ONVIF: o que é, como funciona e o que todo instalador de CFTV precisa saber
ONVIF é o padrão aberto que permite câmera de um fabricante gravar num NVR de outro. Na prática, ele funciona por perfis — S, T, G, M e outros —, e dois equipamentos só interoperam de verdade quando compartilham o mesmo perfil, não só o selo genérico 'compatível com ONVIF' na caixa. Este guia cobre o que o instalador precisa saber para não perder tempo em campo com incompatibilidade.

O que é ONVIF: resposta rápida
ONVIF (Open Network Video Interface Forum) é um padrão aberto de interoperabilidade para vídeo IP, criado em 2008 por Axis, Bosch e Sony. Ele não é um formato de vídeo — os codecs H.264 e H.265 continuam operando por fora do protocolo — e não padroniza recursos proprietários de IA de cada fabricante. O que o ONVIF resolve é mais restrito e mais importante na prática: definir uma linguagem comum para que câmera, NVR e software de gerenciamento de vídeo de fabricantes diferentes consigam se descobrir na rede, trocar vídeo e configurar funções básicas sem depender do SDK de cada marca.

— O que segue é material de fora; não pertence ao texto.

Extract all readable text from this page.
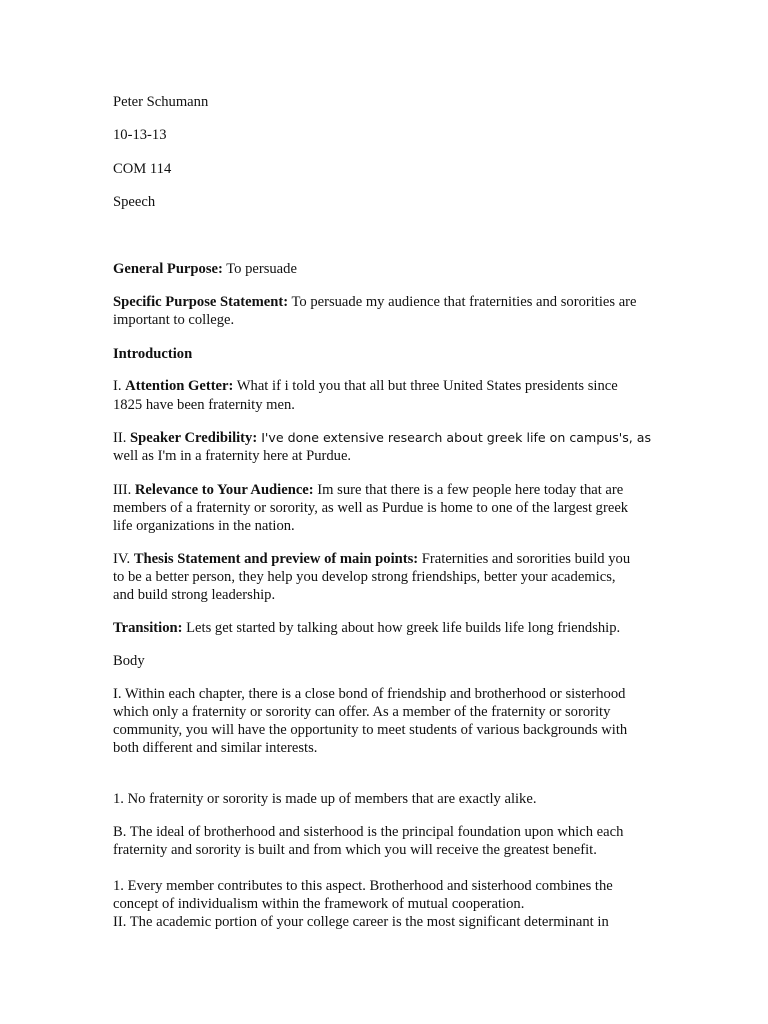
Peter Schumann
10-13-13
COM 114
Speech
General Purpose: To persuade
Specific Purpose Statement: To persuade my audience that fraternities and sororities are
important to college.
Introduction
I. Attention Getter: What if i told you that all but three United States presidents since
1825 have been fraternity men.
II. Speaker Credibility: I've done extensive research about greek life on campus's, as
well as I'm in a fraternity here at Purdue.
III. Relevance to Your Audience: Im sure that there is a few people here today that are
members of a fraternity or sorority, as well as Purdue is home to one of the largest greek
life organizations in the nation.
IV. Thesis Statement and preview of main points: Fraternities and sororities build you
to be a better person, they help you develop strong friendships, better your academics,
and build strong leadership.
Transition: Lets get started by talking about how greek life builds life long friendship.
Body
I. Within each chapter, there is a close bond of friendship and brotherhood or sisterhood
which only a fraternity or sorority can offer. As a member of the fraternity or sorority
community, you will have the opportunity to meet students of various backgrounds with
both different and similar interests.
1. No fraternity or sorority is made up of members that are exactly alike.
B. The ideal of brotherhood and sisterhood is the principal foundation upon which each
fraternity and sorority is built and from which you will receive the greatest benefit.
1. Every member contributes to this aspect. Brotherhood and sisterhood combines the
concept of individualism within the framework of mutual cooperation.
II. The academic portion of your college career is the most significant determinant in
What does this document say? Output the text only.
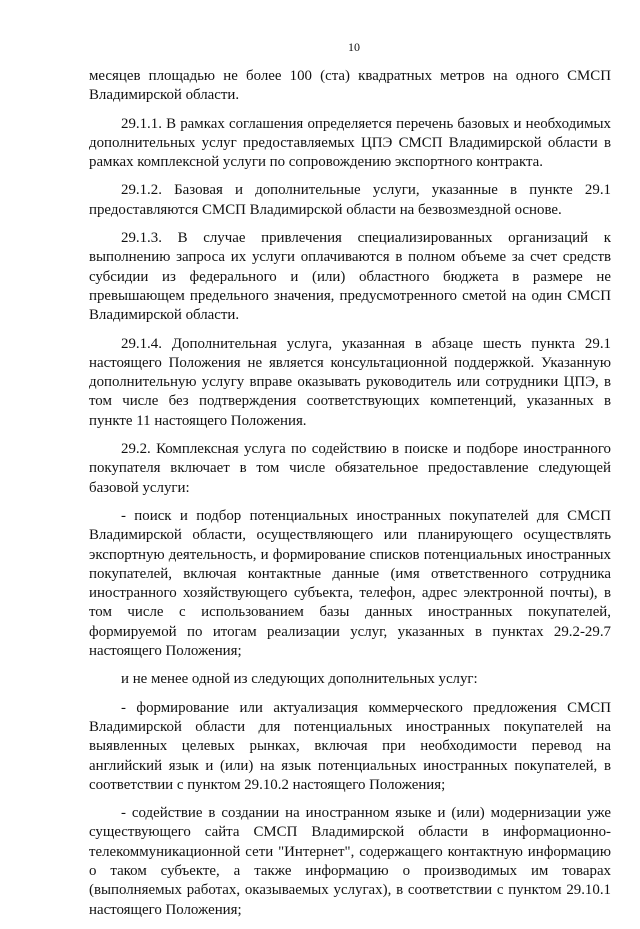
10

месяцев площадью не более 100 (ста) квадратных метров на одного СМСП Владимирской области.

29.1.1. В рамках соглашения определяется перечень базовых и необходимых дополнительных услуг предоставляемых ЦПЭ СМСП Владимирской области в рамках комплексной услуги по сопровождению экспортного контракта.

29.1.2. Базовая и дополнительные услуги, указанные в пункте 29.1 предоставляются СМСП Владимирской области на безвозмездной основе.

29.1.3. В случае привлечения специализированных организаций к выполнению запроса их услуги оплачиваются в полном объеме за счет средств субсидии из федерального и (или) областного бюджета в размере не превышающем предельного значения, предусмотренного сметой на один СМСП Владимирской области.

29.1.4. Дополнительная услуга, указанная в абзаце шесть пункта 29.1 настоящего Положения не является консультационной поддержкой. Указанную дополнительную услугу вправе оказывать руководитель или сотрудники ЦПЭ, в том числе без подтверждения соответствующих компетенций, указанных в пункте 11 настоящего Положения.

29.2. Комплексная услуга по содействию в поиске и подборе иностранного покупателя включает в том числе обязательное предоставление следующей базовой услуги:

- поиск и подбор потенциальных иностранных покупателей для СМСП Владимирской области, осуществляющего или планирующего осуществлять экспортную деятельность, и формирование списков потенциальных иностранных покупателей, включая контактные данные (имя ответственного сотрудника иностранного хозяйствующего субъекта, телефон, адрес электронной почты), в том числе с использованием базы данных иностранных покупателей, формируемой по итогам реализации услуг, указанных в пунктах 29.2-29.7 настоящего Положения;

и не менее одной из следующих дополнительных услуг:

- формирование или актуализация коммерческого предложения СМСП Владимирской области для потенциальных иностранных покупателей на выявленных целевых рынках, включая при необходимости перевод на английский язык и (или) на язык потенциальных иностранных покупателей, в соответствии с пунктом 29.10.2 настоящего Положения;

- содействие в создании на иностранном языке и (или) модернизации уже существующего сайта СМСП Владимирской области в информационно-телекоммуникационной сети "Интернет", содержащего контактную информацию о таком субъекте, а также информацию о производимых им товарах (выполняемых работах, оказываемых услугах), в соответствии с пунктом 29.10.1 настоящего Положения;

O erro mais comum de instalador é tratar 'compatível com ONVIF' como uma garantia única. A conformidade funciona por perfis — cada um cobre um conjunto de funções, e um perfil não implica o suporte a outro. Uma câmera pode ser 100% conforme ao Profile S (streaming básico) e não ter nenhuma função do Profile T (eventos, PTZ, imagem avançada). Descobrir isso na instalação, e não antes da compra, é a causa mais comum de retrabalho em projetos multimarca.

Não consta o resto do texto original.